En Jezus zeide tot hen: Hebt gij dit alles verstaan? Zij zeiden tot Hem: Ja, Heere!
Have I forstået alt dette?" De sige til ham: "Ja."
En Hij zeide tot hen: Daarom, een iegelijk Schriftgeleerde, in het Koninkrijk der hemelen onderwezen, is gelijk aan een heer des huizes, die uit zijn schat nieuwe en oude dingen voortbrengt.
Men han sagde til dem: "Derfor er hver skriftklog, som er oplært for Himmeriges Rige, ligesom en Husbond, der tager nyt og gammelt frem af sit Forråd."
En het is geschied, als Jezus deze gelijkenissen geëindigd had, vertrok Hij van daar.
Og det skete, da Jesus havde fuldendt disse Lignelser, drog han bort derfra.
En gekomen zijnde in Zijn vaderland, leerde Hij hen in hun synagoge, zodat zij zich ontzetten, en zeiden: Van waar komt Dezen die wijsheid en die krachten?
Og han kom til sin Fædrene by og lærte dem i deres Synagoge, så at de bleve slagne af Forundring og sagde: "Hvorfra har han denne Visdom og de kraftige Gerninger?

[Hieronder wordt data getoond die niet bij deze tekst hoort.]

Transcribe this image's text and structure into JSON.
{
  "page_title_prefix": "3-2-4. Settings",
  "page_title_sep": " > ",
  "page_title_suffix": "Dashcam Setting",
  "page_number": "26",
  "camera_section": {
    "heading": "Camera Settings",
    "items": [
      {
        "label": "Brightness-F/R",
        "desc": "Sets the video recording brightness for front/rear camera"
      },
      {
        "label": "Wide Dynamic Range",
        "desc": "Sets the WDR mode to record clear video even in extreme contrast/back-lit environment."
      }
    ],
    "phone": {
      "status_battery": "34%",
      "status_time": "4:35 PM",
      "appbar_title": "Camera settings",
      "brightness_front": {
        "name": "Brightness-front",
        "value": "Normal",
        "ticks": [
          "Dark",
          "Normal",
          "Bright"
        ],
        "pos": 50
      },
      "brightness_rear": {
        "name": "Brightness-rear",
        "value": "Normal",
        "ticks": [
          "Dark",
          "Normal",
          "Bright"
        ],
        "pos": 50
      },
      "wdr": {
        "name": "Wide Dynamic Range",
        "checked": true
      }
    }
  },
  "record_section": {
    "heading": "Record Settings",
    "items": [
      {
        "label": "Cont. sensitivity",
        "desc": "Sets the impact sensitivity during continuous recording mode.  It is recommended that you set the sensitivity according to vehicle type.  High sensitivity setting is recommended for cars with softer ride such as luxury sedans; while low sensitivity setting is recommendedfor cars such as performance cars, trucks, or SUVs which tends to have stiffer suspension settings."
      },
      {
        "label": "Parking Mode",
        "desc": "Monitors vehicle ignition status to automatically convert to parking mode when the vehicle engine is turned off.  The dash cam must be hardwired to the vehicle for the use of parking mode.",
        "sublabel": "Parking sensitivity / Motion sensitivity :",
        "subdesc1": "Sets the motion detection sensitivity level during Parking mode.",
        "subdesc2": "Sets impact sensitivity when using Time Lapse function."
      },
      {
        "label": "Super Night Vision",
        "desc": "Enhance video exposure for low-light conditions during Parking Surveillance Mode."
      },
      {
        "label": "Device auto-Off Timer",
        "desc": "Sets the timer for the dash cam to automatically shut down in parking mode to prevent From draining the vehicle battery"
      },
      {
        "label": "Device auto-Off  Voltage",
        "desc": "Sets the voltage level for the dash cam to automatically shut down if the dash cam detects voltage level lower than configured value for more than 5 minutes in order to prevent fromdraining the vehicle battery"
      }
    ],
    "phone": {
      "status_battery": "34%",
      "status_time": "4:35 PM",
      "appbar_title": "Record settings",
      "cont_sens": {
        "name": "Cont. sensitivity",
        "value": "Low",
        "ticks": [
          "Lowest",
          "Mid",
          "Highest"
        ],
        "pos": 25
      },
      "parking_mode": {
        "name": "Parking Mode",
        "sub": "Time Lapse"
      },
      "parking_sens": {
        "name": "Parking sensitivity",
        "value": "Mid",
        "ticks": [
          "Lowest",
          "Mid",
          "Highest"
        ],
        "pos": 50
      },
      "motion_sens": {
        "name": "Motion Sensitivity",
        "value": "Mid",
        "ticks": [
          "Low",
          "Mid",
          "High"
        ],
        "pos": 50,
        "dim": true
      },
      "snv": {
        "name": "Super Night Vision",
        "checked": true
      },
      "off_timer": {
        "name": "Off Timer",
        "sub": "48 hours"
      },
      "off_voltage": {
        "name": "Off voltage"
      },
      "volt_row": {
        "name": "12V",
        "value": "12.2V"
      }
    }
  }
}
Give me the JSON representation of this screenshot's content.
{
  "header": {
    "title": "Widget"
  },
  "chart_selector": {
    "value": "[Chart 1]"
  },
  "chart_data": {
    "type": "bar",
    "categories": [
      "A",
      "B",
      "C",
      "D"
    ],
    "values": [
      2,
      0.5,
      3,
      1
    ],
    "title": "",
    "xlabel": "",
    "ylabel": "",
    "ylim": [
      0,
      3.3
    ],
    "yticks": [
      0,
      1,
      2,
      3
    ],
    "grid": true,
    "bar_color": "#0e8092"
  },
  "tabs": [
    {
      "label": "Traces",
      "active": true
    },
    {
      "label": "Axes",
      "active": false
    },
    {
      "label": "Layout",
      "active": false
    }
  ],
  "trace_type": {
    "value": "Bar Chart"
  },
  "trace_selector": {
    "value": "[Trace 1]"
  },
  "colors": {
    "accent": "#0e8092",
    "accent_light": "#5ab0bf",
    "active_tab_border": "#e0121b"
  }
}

Is Deze niet de Zoon des timmermans? en is Zijn moeder niet genaamd Maria, en Zijn broeders Jakobus en Joses, en Simon en Judas?
Er denne ikke Tømmermandens Søn? Hedder ikke hans Moder Maria og hans Brødre Jakob og Josef og Simon og Judas?

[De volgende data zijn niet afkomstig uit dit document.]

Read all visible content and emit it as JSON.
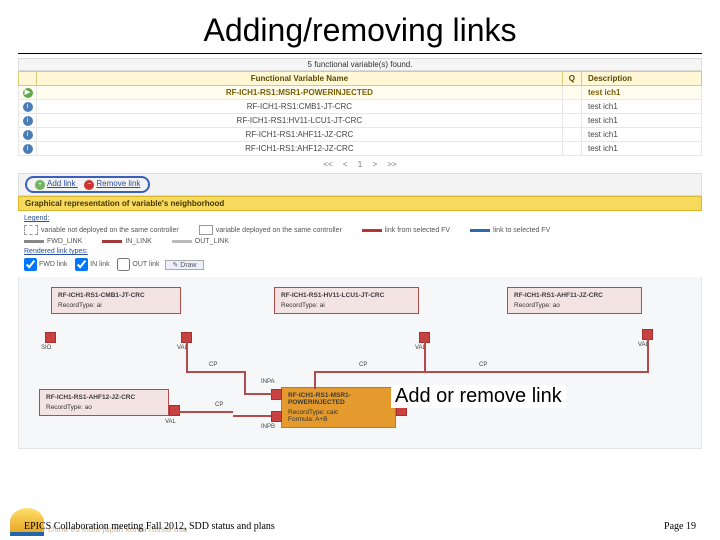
{
  "title": "Adding/removing links",
  "found_text": "5 functional variable(s) found.",
  "table": {
    "headers": {
      "name": "Functional Variable Name",
      "q": "Q",
      "desc": "Description"
    },
    "rows": [
      {
        "name": "RF-ICH1-RS1:MSR1-POWERINJECTED",
        "desc": "test ich1",
        "highlight": true,
        "icon": "play"
      },
      {
        "name": "RF-ICH1-RS1:CMB1-JT-CRC",
        "desc": "test ich1",
        "highlight": false,
        "icon": "info"
      },
      {
        "name": "RF-ICH1-RS1:HV11-LCU1-JT-CRC",
        "desc": "test ich1",
        "highlight": false,
        "icon": "info"
      },
      {
        "name": "RF-ICH1-RS1:AHF11-JZ-CRC",
        "desc": "test ich1",
        "highlight": false,
        "icon": "info"
      },
      {
        "name": "RF-ICH1-RS1:AHF12-JZ-CRC",
        "desc": "test ich1",
        "highlight": false,
        "icon": "info"
      }
    ]
  },
  "pager": {
    "first": "<<",
    "prev": "<",
    "cur": "1",
    "next": ">",
    "last": ">>"
  },
  "actions": {
    "add_icon_symbol": "+",
    "add": "Add link",
    "remove_icon_symbol": "−",
    "remove": "Remove link"
  },
  "section_head": "Graphical representation of variable's neighborhood",
  "legend": {
    "label": "Legend:",
    "items": {
      "not_deployed": "variable not deployed on the same controller",
      "deployed": "variable deployed on the same controller",
      "link_from": "link from selected FV",
      "link_to": "link to selected FV",
      "fwd": "FWD_LINK",
      "in": "IN_LINK",
      "out": "OUT_LINK"
    },
    "rendered_label": "Rendered link types:",
    "checks": {
      "fwd": "FWD link",
      "in": "IN link",
      "out": "OUT link"
    },
    "draw": "Draw"
  },
  "nodes": {
    "n1": {
      "name": "RF-ICH1-RS1-CMB1-JT-CRC",
      "type": "RecordType: ai"
    },
    "n2": {
      "name": "RF-ICH1-RS1-HV11-LCU1-JT-CRC",
      "type": "RecordType: ai"
    },
    "n3": {
      "name": "RF-ICH1-RS1-AHF11-JZ-CRC",
      "type": "RecordType: ao"
    },
    "n4": {
      "name": "RF-ICH1-RS1-AHF12-JZ-CRC",
      "type": "RecordType: ao"
    },
    "n5": {
      "name": "RF-ICH1-RS1-MSR1-POWERINJECTED",
      "type": "RecordType: calc",
      "extra": "Formula: A+B"
    }
  },
  "ports": {
    "val": "VAL",
    "cp": "CP",
    "inpa": "INPA",
    "inpb": "INPB",
    "sio": "SIO"
  },
  "annotation": "Add or remove link",
  "footer": {
    "left": "EPICS Collaboration meeting Fall 2012, SDD status and plans",
    "right": "Page 19"
  },
  "partners": "china eu india japan korea russia usa"
}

En Zijn zusters, zijn zij niet allen bij ons? Van waar komt dan Dezen dit alles?
Og hans Søstre, ere de ikke alle hos os? Hvorfra har han alt dette?"
En zij werden aan Hem geërgerd. Maar Jezus zeide tot hen: Een profeet is niet ongeëerd, dan in zijn vaderland, en in zijn huis.
Og de forargedes på ham. Men Jesus sagde til dem: "En Profet er ikke foragtet uden i sit eget Fædreland og i sit Hus,"
En Hij heeft aldaar niet vele krachten gedaan, vanwege hun ongeloof.
Og han gjorde ikke mange kraftige Gerninger der for deres Vantros Skyld.